SNP finance chief Shona Robison will face a Holyrood committee examining the exclusion of Fornethy abuse survivors from a compensation scheme this week.
Ms Robison is to appear before the Public Petitions Committee on Wednesday.
She will face questions about the government’s policy of exempting survivors who endured child abuse at the Angus facility from a scheme which provides financial redress to allege victims.
The scheme was created as victims of historic child abuse in Scotland cannot seek damages in court if the abuse occurred before September 1964.
But survivors from Fornethy House are excluded because the visit to the school was deemed a “short-term holiday”.
They have been locked in a dispute with the government over their exclusion, and in 2022 they launched a petition to be included in the scheme.
Their call is being considered by Holyrood’s Public Petitions Committee, who will take evidence from Scottish Government finance secretary Shona Robison on Wednesday.
She will be joined by senior officials and lawyers to be quizzed on the government’s policy.
What happened at Fornethy House?
The Courier revealed the true extent of the abuse from the women who lived through it in an exclusive investigation nearly two years ago,
The residential home in Kilry opened in 1961 and was owned by Glasgow Corporation, the city’s local authority at the time – now Glasgow City Council.

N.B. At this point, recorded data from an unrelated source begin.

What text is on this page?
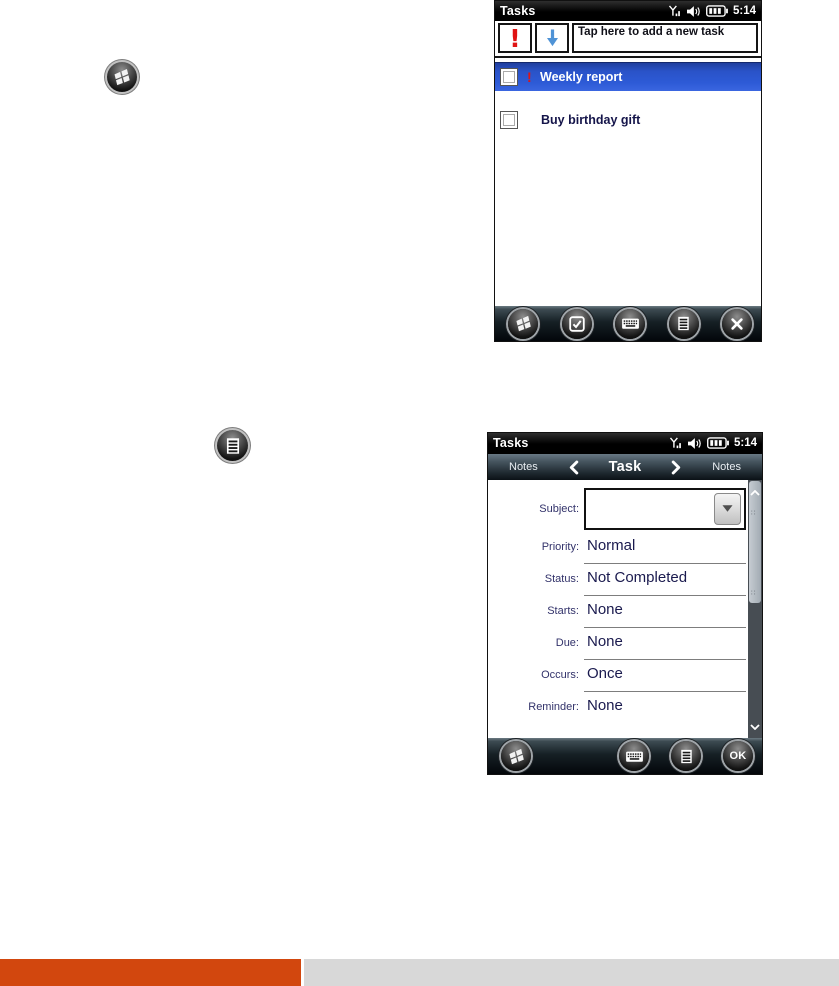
Tasks	5:14
!	Tap here to add a new task
! Weekly report
Buy birthday gift
Tasks	5:14
Notes	Task	Notes
Subject:
Priority: Normal
Status: Not Completed
Starts: None
Due: None
Occurs: Once
Reminder: None
∷
∷
OK
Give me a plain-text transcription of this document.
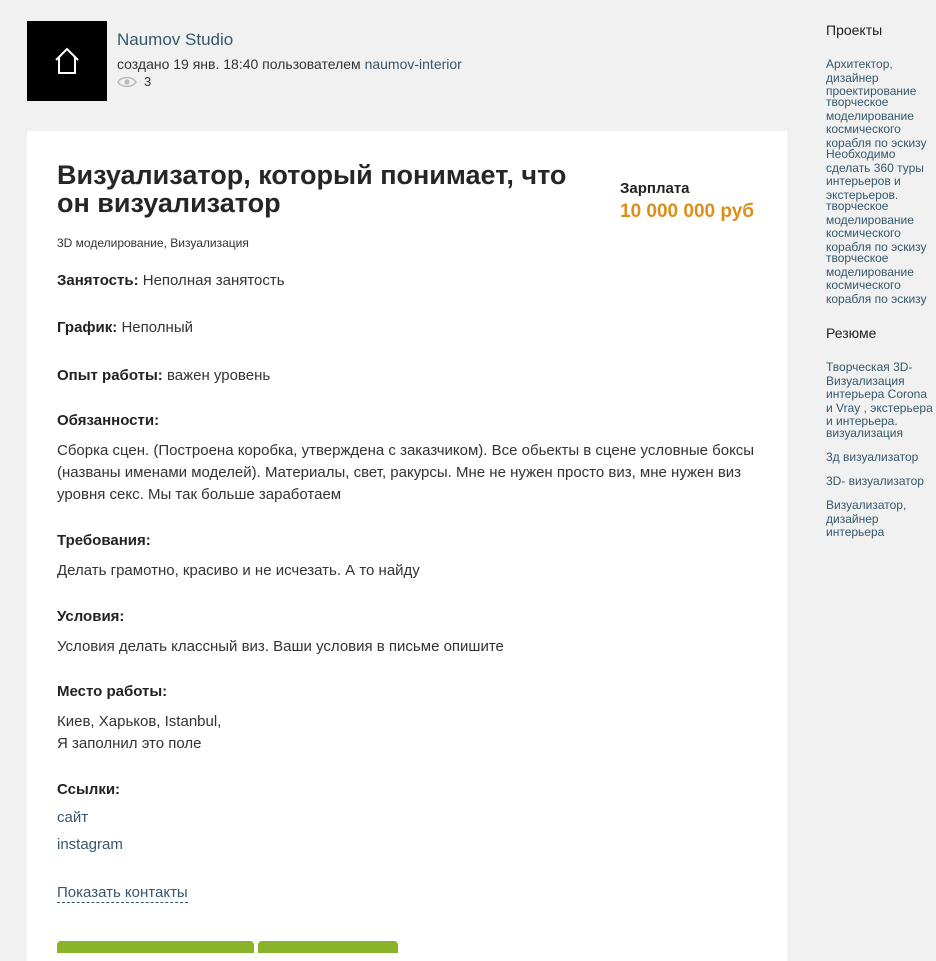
Naumov Studio
создано 19 янв. 18:40 пользователем naumov-interior
3
Визуализатор, который понимает, что он визуализатор	Зарплата
10 000 000 руб
3D моделирование, Визуализация
Занятость: Неполная занятость
График: Неполный
Опыт работы: важен уровень
Обязанности:
Сборка сцен. (Построена коробка, утверждена с заказчиком). Все обьекты в сцене условные боксы (названы именами моделей). Материалы, свет, ракурсы. Мне не нужен просто виз, мне нужен виз уровня секс. Мы так больше заработаем
Требования:
Делать грамотно, красиво и не исчезать. А то найду
Условия:
Условия делать классный виз. Ваши условия в письме опишите
Место работы:
Киев, Харьков, Istanbul,
Я заполнил это поле
Ссылки:
сайт
instagram
Показать контакты
Проекты
Архитектор, дизайнер проектирование
творческое моделирование космического корабля по эскизу
Необходимо сделать 360 туры интерьеров и экстерьеров.
творческое моделирование космического корабля по эскизу
творческое моделирование космического корабля по эскизу
Резюме
Творческая 3D-Визуализация интерьера Corona и Vray , экстерьера и интерьера.
визуализация
3д визуализатор
3D- визуализатор
Визуализатор, дизайнер интерьера
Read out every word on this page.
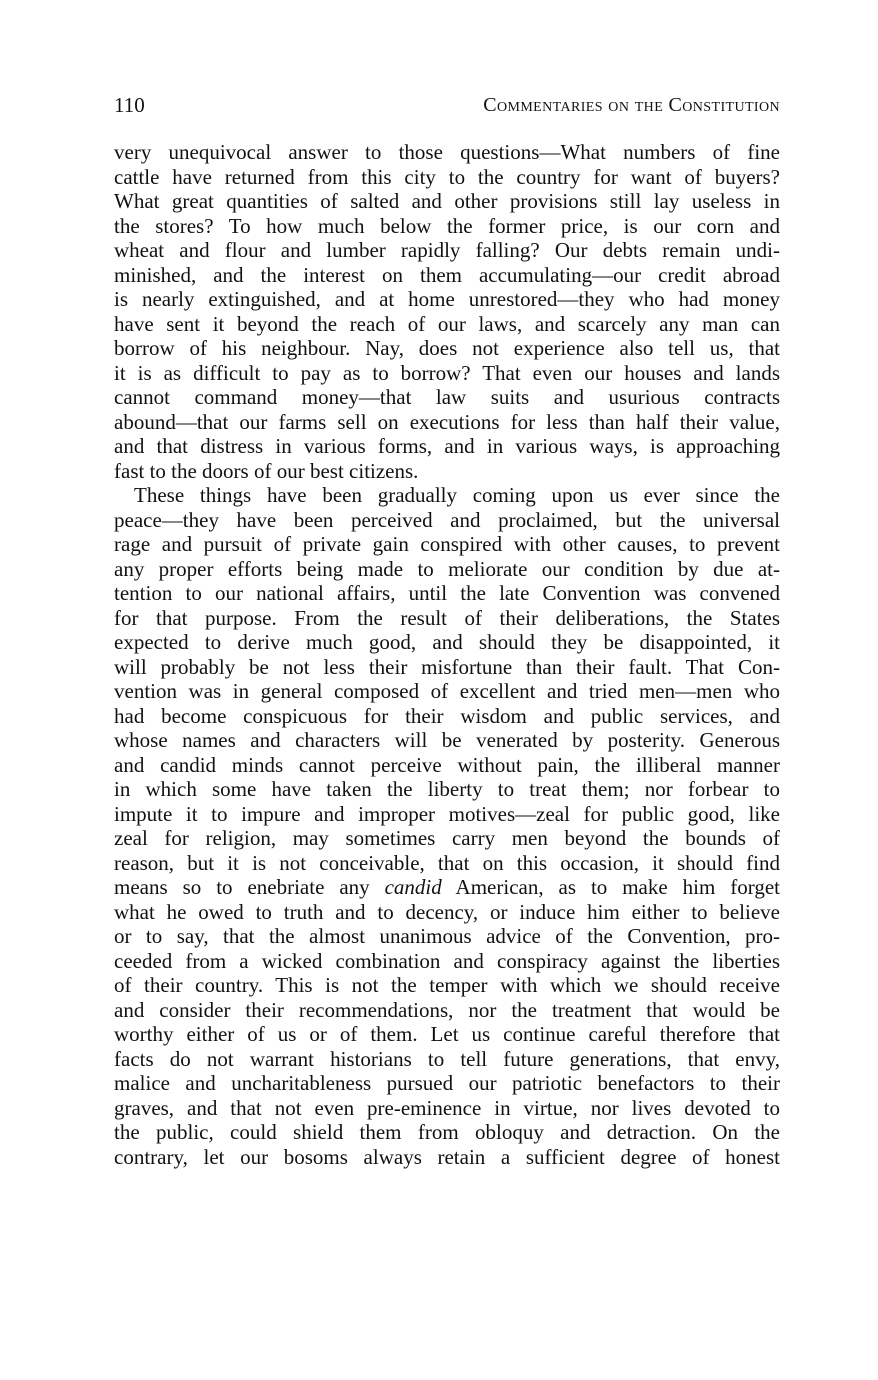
110	Commentaries on the Constitution
very unequivocal answer to those questions—What numbers of fine
cattle have returned from this city to the country for want of buyers?
What great quantities of salted and other provisions still lay useless in
the stores? To how much below the former price, is our corn and
wheat and flour and lumber rapidly falling? Our debts remain undi-
minished, and the interest on them accumulating—our credit abroad
is nearly extinguished, and at home unrestored—they who had money
have sent it beyond the reach of our laws, and scarcely any man can
borrow of his neighbour. Nay, does not experience also tell us, that
it is as difficult to pay as to borrow? That even our houses and lands
cannot command money—that law suits and usurious contracts
abound—that our farms sell on executions for less than half their value,
and that distress in various forms, and in various ways, is approaching
fast to the doors of our best citizens.
These things have been gradually coming upon us ever since the
peace—they have been perceived and proclaimed, but the universal
rage and pursuit of private gain conspired with other causes, to prevent
any proper efforts being made to meliorate our condition by due at-
tention to our national affairs, until the late Convention was convened
for that purpose. From the result of their deliberations, the States
expected to derive much good, and should they be disappointed, it
will probably be not less their misfortune than their fault. That Con-
vention was in general composed of excellent and tried men—men who
had become conspicuous for their wisdom and public services, and
whose names and characters will be venerated by posterity. Generous
and candid minds cannot perceive without pain, the illiberal manner
in which some have taken the liberty to treat them; nor forbear to
impute it to impure and improper motives—zeal for public good, like
zeal for religion, may sometimes carry men beyond the bounds of
reason, but it is not conceivable, that on this occasion, it should find
means so to enebriate any candid American, as to make him forget
what he owed to truth and to decency, or induce him either to believe
or to say, that the almost unanimous advice of the Convention, pro-
ceeded from a wicked combination and conspiracy against the liberties
of their country. This is not the temper with which we should receive
and consider their recommendations, nor the treatment that would be
worthy either of us or of them. Let us continue careful therefore that
facts do not warrant historians to tell future generations, that envy,
malice and uncharitableness pursued our patriotic benefactors to their
graves, and that not even pre-eminence in virtue, nor lives devoted to
the public, could shield them from obloquy and detraction. On the
contrary, let our bosoms always retain a sufficient degree of honest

Girls of primary school age would visit for six to eight weeks at a time, on the pretence they were going on holiday.
Now aged in their 60s and 70s, women have told lawyers they were sexually abused, beaten, punched and force-fed by staff.
Marion Reid, who was one of the first victims to publicly come forward with claims of abuse, has accused the SNP government of breaking its promises.
She said that in 2017 then deputy first minister John Swinney had apologised to victims, saying the government intended “right the wrongs of the past”.
Jackson Carlaw, committee convener, previously wrote to Mr Swinney to say the evidence they had heard from survivors had been “compelling” and “indicates support for widening the eligibility criteria”.
Mr Carlaw said the definition of eligibility, which limits redress to those establishments providing long-term care, is too “narrow”, and that “those abused at Fornethy House should be eligible for redress”.